Monday, Apr. 19, 1982
Balances
By Paul Gray
TO SEE YOU AGAIN by Alice Adams Knopf; 305 pages; $13.50
This collection of 19 short stories may surprise readers who have been led to think that all fictional California women are angst-ridden, sex-crazed or mellowed-out. As she has done in four novels and an earlier collection of stories, Author Alice Adams, 55, continues to specialize in heroines who cannot be hyphenated. Most of the ones in To See You Again live in San Francisco (as does Adams), but they are there because of job opportunities and pleasant surroundings, not drugs, macrobiotics or hot tubs. Surrounded by hedonistic enticements, they still experience the tugs of conscience. They are at an awkward age, stranded somewhere between hip and square, liberated enough to take younger lovers and conventional enough to worry about the consequences
A typical Adams story rattles such a woman out of her hard-earned equilibrium and then studies her attempt to regain balance. In Legends, a sculptor submits to yet another interview about her love affair with a famous composer, long dead; this time the questions prod her into a painful re-examination of the past and, ultimately, to the realization that she has produced work of value on her own. In The Girl Across the Room, a woman in her late 60s sits in a hotel dining room in northern California and watches a young girl being fawned over by a middle-aged man. The scene draws her unwillingly back to the early days of her marriage, when her professor husband may have fallen in love with a beautiful student named Susanna. Remembering her triumph at having kept him, the wife now finds new meanings in the episode. For one thing, the lost Susanna has played a larger role in her thoughts than in his. And she sees, belatedly, that she had always thought of saving him from himself, never considering until now what bright prospects might have been hers if she had let him go.
Memories dive through pain toward enlightenment.

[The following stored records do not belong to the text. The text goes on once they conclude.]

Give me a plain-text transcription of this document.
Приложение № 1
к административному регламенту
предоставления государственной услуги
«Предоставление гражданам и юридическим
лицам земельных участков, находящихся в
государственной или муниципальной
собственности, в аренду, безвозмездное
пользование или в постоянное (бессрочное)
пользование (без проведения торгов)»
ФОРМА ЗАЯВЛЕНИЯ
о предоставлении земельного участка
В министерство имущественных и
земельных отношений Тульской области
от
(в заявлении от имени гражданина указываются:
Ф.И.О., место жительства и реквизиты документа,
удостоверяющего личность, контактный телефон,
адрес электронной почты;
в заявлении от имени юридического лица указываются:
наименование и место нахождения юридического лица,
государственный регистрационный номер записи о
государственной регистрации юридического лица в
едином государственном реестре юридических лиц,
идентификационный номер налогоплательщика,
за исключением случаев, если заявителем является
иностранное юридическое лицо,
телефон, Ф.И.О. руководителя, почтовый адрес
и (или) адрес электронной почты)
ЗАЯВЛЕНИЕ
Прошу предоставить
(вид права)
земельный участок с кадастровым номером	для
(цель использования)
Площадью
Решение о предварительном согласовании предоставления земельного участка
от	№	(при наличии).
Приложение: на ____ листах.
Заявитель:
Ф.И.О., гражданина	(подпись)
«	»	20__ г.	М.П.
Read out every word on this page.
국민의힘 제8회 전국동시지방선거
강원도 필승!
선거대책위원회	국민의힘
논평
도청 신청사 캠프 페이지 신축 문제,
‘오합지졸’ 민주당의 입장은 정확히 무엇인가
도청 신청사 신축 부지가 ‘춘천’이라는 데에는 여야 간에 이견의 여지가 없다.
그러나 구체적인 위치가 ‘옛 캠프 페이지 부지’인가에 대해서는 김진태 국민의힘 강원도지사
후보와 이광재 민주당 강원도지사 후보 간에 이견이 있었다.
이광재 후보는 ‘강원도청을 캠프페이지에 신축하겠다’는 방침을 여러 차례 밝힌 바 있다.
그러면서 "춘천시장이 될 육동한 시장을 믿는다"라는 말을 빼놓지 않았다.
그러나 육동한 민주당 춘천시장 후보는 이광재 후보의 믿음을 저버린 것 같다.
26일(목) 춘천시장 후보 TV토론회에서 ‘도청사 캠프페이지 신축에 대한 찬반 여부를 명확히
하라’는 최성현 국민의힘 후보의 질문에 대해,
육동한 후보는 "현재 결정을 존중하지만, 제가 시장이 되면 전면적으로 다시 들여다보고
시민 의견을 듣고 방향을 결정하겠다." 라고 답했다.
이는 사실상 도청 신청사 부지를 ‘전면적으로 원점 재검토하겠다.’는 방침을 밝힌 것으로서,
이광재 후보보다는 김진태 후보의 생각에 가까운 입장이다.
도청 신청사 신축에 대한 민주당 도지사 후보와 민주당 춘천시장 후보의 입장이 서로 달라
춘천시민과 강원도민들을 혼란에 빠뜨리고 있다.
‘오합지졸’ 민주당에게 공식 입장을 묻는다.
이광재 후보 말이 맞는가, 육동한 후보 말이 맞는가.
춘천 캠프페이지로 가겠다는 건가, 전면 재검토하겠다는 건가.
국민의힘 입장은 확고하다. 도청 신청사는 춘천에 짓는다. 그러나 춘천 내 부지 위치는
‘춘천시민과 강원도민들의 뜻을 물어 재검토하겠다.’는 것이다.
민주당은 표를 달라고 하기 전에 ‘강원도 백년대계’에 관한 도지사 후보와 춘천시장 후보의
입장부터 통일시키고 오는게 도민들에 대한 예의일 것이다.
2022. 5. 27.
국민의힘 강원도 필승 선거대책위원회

In Greyhound People, a woman rides a bus between San Francisco and Sacramento and rehearses the slow desertion of her ex-husband: "Looking back, I now see that it began with some tiny wistful remarks, made by him, when he would come across articles in the paper about swingers, swapping, singles bars. 'Well, maybe we should try some of that stuff,' he would say, with a laugh intended to prove nonseriousness." She traces the next stages, including a period of "a lot of half-explained or occasionally overexplained latenesses, and a seemingly chronic at-home fatigue." Moving on to his inevitable departure, the abandoned wife wonders how she could have been surprised.
Bitterness is conspicuously absent from this reverie and from the Adams women in general. They may occasionally feel like the victims of heartless or unworthy men, but they are too proud and intelligent to think of themselves in that fashion. They refuse to enlist in the war between the sexes. Both sides, they sense, are fighting on different fronts against common enemies: aging, disillusionment, what one character calls "the sheer fatigue of living." Adams generously gives her characters their victories, which, like the stories themselves, are no less exhilarating for being short.